Bug 103392

Summary: application hangs during call to syslog
Product: [Retired] Red Hat Linux Reporter: Erik Horn <erik_horn>
Component: glibcAssignee: Jakub Jelinek <jakub>
Status: CLOSED NOTABUG QA Contact: Brian Brock <bbrock>
Severity: medium Docs Contact:
Priority: medium    
Version: 9CC: fweimer
Target Milestone: ---   
Target Release: ---   
Hardware: i686   
OS: Linux   
Whiteboard:
Fixed In Version: Doc Type: Bug Fix
Doc Text:
Story Points: ---
Clone Of: Environment:
Last Closed: 2003-11-05 18:56:58 UTC Type: ---
Regression: --- Mount Type: ---
Documentation: --- CRM:
Verified Versions: Category: ---
oVirt Team: --- RHEL 7.3 requirements from Atomic Host:
Cloudforms Team: --- Target Upstream Version:
Embargoed:

Description Erik Horn 2003-08-29 18:08:13 UTC
From Bugzilla Helper:
User-Agent: Mozilla/5.0 (Macintosh; U; PPC Mac OS X; en-US; rv:1.0.1)
Gecko/20020823 Netscape/7.0

Description of problem:
I am having trouble with netatalk-1.6.3 (not the redhat rpm), available from
netatalk.sourceforge.net.

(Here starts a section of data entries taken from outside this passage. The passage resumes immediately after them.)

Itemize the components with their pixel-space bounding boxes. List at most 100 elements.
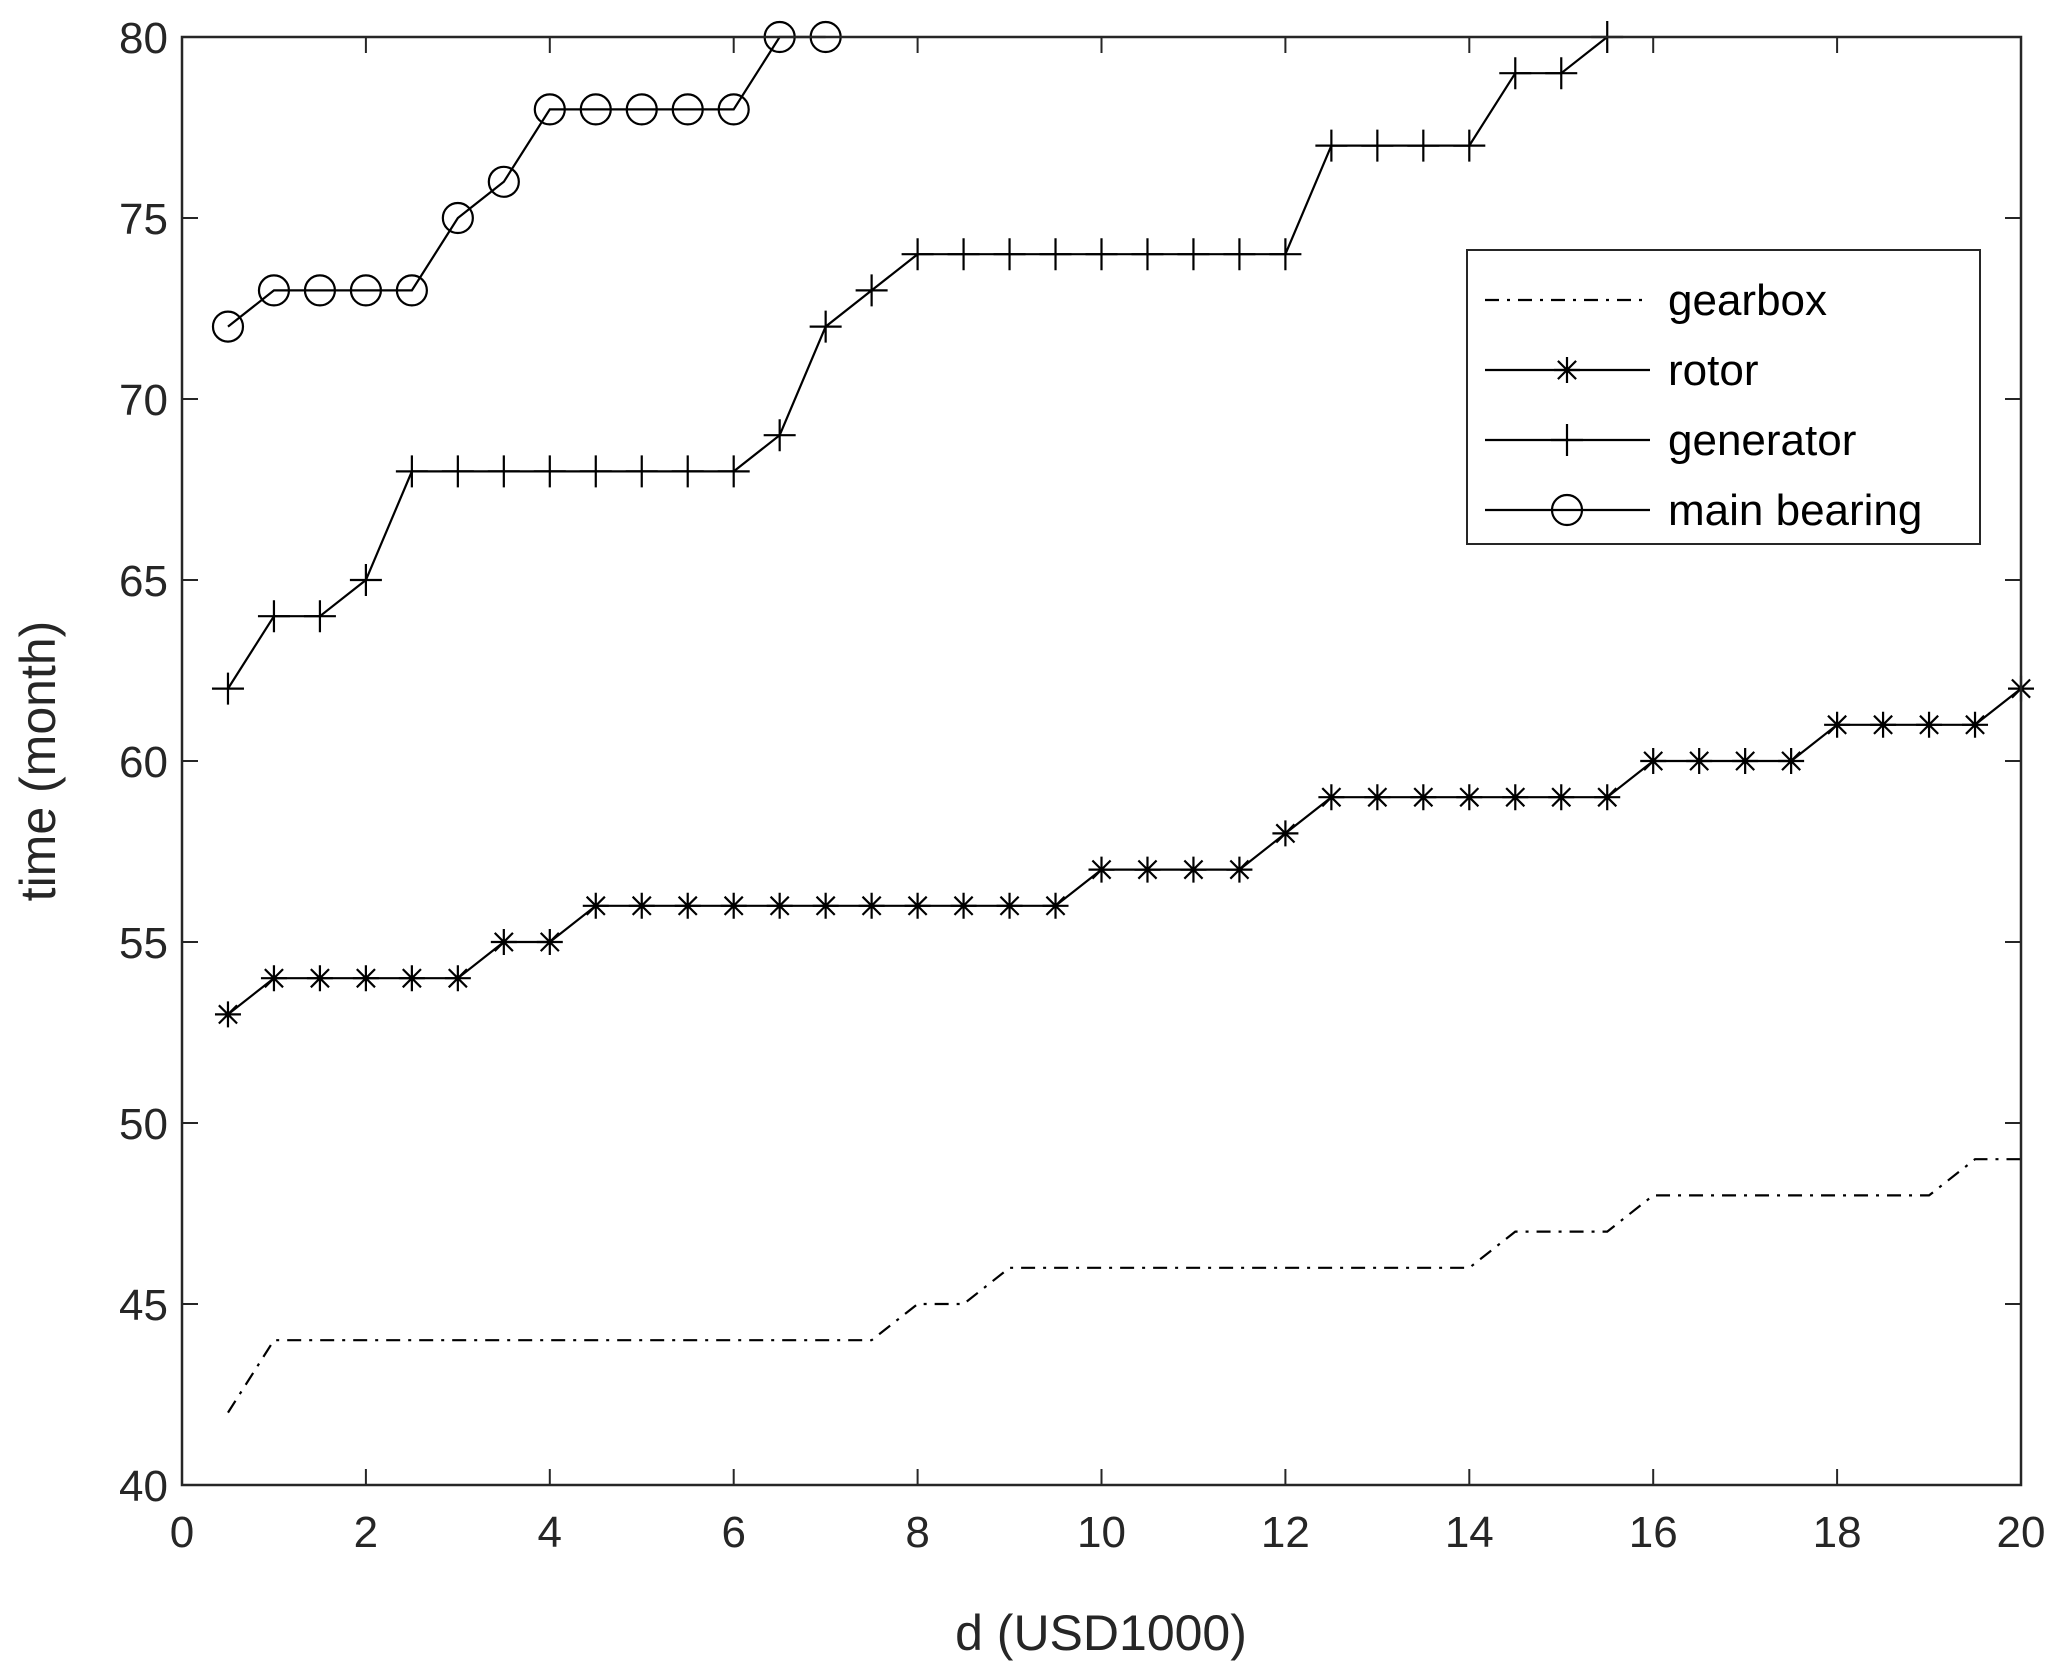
data-point-rotor — [1916, 711, 1943, 738]
data-point-rotor — [858, 892, 885, 919]
plus-marker-shape — [1223, 238, 1256, 271]
data-point-main-bearing — [625, 93, 658, 126]
asterisk-marker-shape — [490, 929, 517, 955]
data-point-generator — [1039, 238, 1072, 271]
asterisk-marker-shape — [1180, 856, 1207, 883]
data-point-rotor — [904, 892, 931, 919]
asterisk-marker-shape — [720, 892, 747, 919]
data-point-rotor — [1318, 784, 1345, 811]
asterisk-marker-shape — [1824, 711, 1851, 738]
plus-marker-shape — [1131, 238, 1164, 271]
plus-marker-shape — [1269, 238, 1302, 271]
legend: gearbox rotor generator main bearing — [1466, 249, 1981, 545]
data-point-generator — [1315, 129, 1348, 162]
circle-marker-shape — [579, 93, 612, 126]
plus-marker-shape — [487, 455, 520, 488]
plus-marker-shape — [1545, 57, 1578, 90]
x-tick-label: 16 — [1629, 1508, 1678, 1557]
x-tick-label: 4 — [538, 1508, 562, 1557]
data-point-rotor — [398, 965, 425, 992]
legend-marker-rotor — [1554, 357, 1580, 383]
y-tick-label: 45 — [119, 1281, 168, 1330]
data-point-rotor — [1778, 748, 1805, 774]
data-point-rotor — [766, 892, 793, 919]
data-point-generator — [625, 455, 658, 488]
y-axis-label: time (month) — [10, 621, 66, 902]
asterisk-marker-shape — [1594, 784, 1621, 811]
circle-marker-shape — [211, 310, 245, 343]
circle-marker-shape — [487, 165, 520, 198]
y-tick-label: 70 — [119, 376, 168, 425]
data-point-main-bearing — [211, 310, 245, 343]
asterisk-marker-shape — [1554, 357, 1580, 383]
data-point-generator — [1269, 238, 1302, 271]
y-tick-label: 80 — [119, 14, 168, 63]
data-point-main-bearing — [533, 93, 566, 126]
asterisk-marker-shape — [674, 892, 701, 919]
asterisk-marker-shape — [1502, 784, 1529, 811]
plus-marker-shape — [211, 672, 244, 705]
data-point-rotor — [1502, 784, 1529, 811]
data-point-rotor — [352, 965, 379, 992]
asterisk-marker-shape — [1870, 711, 1897, 738]
asterisk-marker-shape — [1456, 784, 1483, 811]
data-point-generator — [441, 455, 474, 488]
asterisk-marker-shape — [1962, 711, 1989, 738]
data-point-rotor — [1042, 892, 1069, 919]
data-point-main-bearing — [717, 93, 750, 126]
data-point-generator — [211, 672, 244, 705]
circle-marker-shape — [625, 93, 658, 126]
plus-marker-shape — [1407, 129, 1440, 162]
data-point-generator — [1131, 238, 1164, 271]
data-point-main-bearing — [671, 93, 704, 126]
asterisk-marker-shape — [536, 929, 563, 955]
data-point-generator — [1085, 238, 1118, 271]
plus-marker-shape — [671, 455, 704, 488]
data-point-rotor — [1364, 784, 1391, 811]
data-point-rotor — [1180, 856, 1207, 883]
plus-marker-shape — [1361, 129, 1394, 162]
data-point-generator — [1407, 129, 1440, 162]
plus-marker-shape — [1085, 238, 1118, 271]
data-point-rotor — [674, 892, 701, 919]
asterisk-marker-shape — [1042, 892, 1069, 919]
x-axis-label: d (USD1000) — [955, 1605, 1247, 1661]
asterisk-marker-shape — [398, 965, 425, 992]
data-point-generator — [763, 419, 796, 452]
data-point-rotor — [536, 929, 563, 955]
data-point-rotor — [1870, 711, 1897, 738]
plus-marker-shape — [1315, 129, 1348, 162]
circle-marker-shape — [441, 201, 474, 235]
data-point-rotor — [1824, 711, 1851, 738]
data-point-generator — [1223, 238, 1256, 271]
data-point-generator — [303, 600, 336, 633]
data-point-generator — [1499, 57, 1532, 90]
asterisk-marker-shape — [352, 965, 379, 992]
plus-marker-shape — [533, 455, 566, 488]
data-point-rotor — [950, 892, 977, 919]
data-point-generator — [533, 455, 566, 488]
asterisk-marker-shape — [1732, 748, 1759, 774]
data-point-rotor — [1548, 784, 1575, 811]
x-tick-label: 2 — [354, 1508, 378, 1557]
data-point-rotor — [490, 929, 517, 955]
plus-marker-shape — [1453, 129, 1486, 162]
y-tick-label: 50 — [119, 1100, 168, 1149]
asterisk-marker-shape — [1410, 784, 1437, 811]
data-point-rotor — [260, 965, 287, 992]
data-point-rotor — [1686, 748, 1713, 774]
data-point-main-bearing — [257, 274, 291, 307]
data-point-generator — [349, 564, 382, 596]
asterisk-marker-shape — [1364, 784, 1391, 811]
data-point-generator — [487, 455, 520, 488]
plus-marker-shape — [303, 600, 336, 633]
data-point-rotor — [444, 965, 471, 992]
series-line-generator — [227, 36, 1608, 690]
data-point-main-bearing — [487, 165, 520, 198]
y-tick-label: 55 — [119, 919, 168, 968]
asterisk-marker-shape — [582, 892, 609, 919]
plus-marker-shape — [1499, 57, 1532, 90]
x-tick-label: 8 — [905, 1508, 929, 1557]
plus-marker-shape — [441, 455, 474, 488]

The master process will hang during a call to syslog
randomly. The system ran find for a month, but then it hung 6 times within two
weeks. I  don't think that it's an application issue because I've only heard of
this problem from other people running redhat 9.



Here is the process I followed to trace the problem.

User notifies us that they can't log in.

Found that the server is rejecting connections to port 548.

Used strace to show what the afpd master process is doing. The process was hung
on a call to futex.

Attached ddd/gdb debugger to the master process and forced a core dump for
offline analysis.

Killed and restarted the afpd master process.

Using the debugger, found that the hang occurred in a call to syslog from
logger.c:566. The parameters that were passed to syslog seem to be fine.


I traced two hung master processes this way and both of them had hung in the
same place. This leads me to believe that the real problem is in glibc. Is that
a reasonable assumption?

In an attempt to work around the problem, I recompiled netatalk with DO_SYSLOG
undefined, but the system hasn't been up long enough to determine if it's stable.

If anybody would like any additional information let me know. I have the source,
original executable, and core dumps that I used to research the problem if needed.

Thanks,

Erik

Version-Release number of selected component (if applicable):
glibc-2.3.2-27.9

How reproducible:
Sometimes

Steps to Reproduce:
The problem will occur randomly during execution. We've had it happen three
times on one day, and once on several other random days.

Additional info:

Comment 1 Erik Horn 2003-09-17 20:29:08 UTC
The problem appears to be associated with re-entrant calls to syslog. One person
who was having serious problems with this, downgraded their system to redhat 8
and the problem went away.

The problem may not be with the redhat release, but it seems quite suspicious.

Comment 2 Ulrich Drepper 2003-10-02 09:03:17 UTC
I suspect problems with the use of syslog.  It does locking, yes, but that
locking cannot deadlock by itself.

Does the program use threads?  Does it use fork?  If yes, how is fork used, I
mean, which functions are called after fork?

Comment 3 Ulrich Drepper 2003-11-05 18:56:58 UTC
No response in a month.  I see no reason to believe that glibc has a
bug here.  Closing.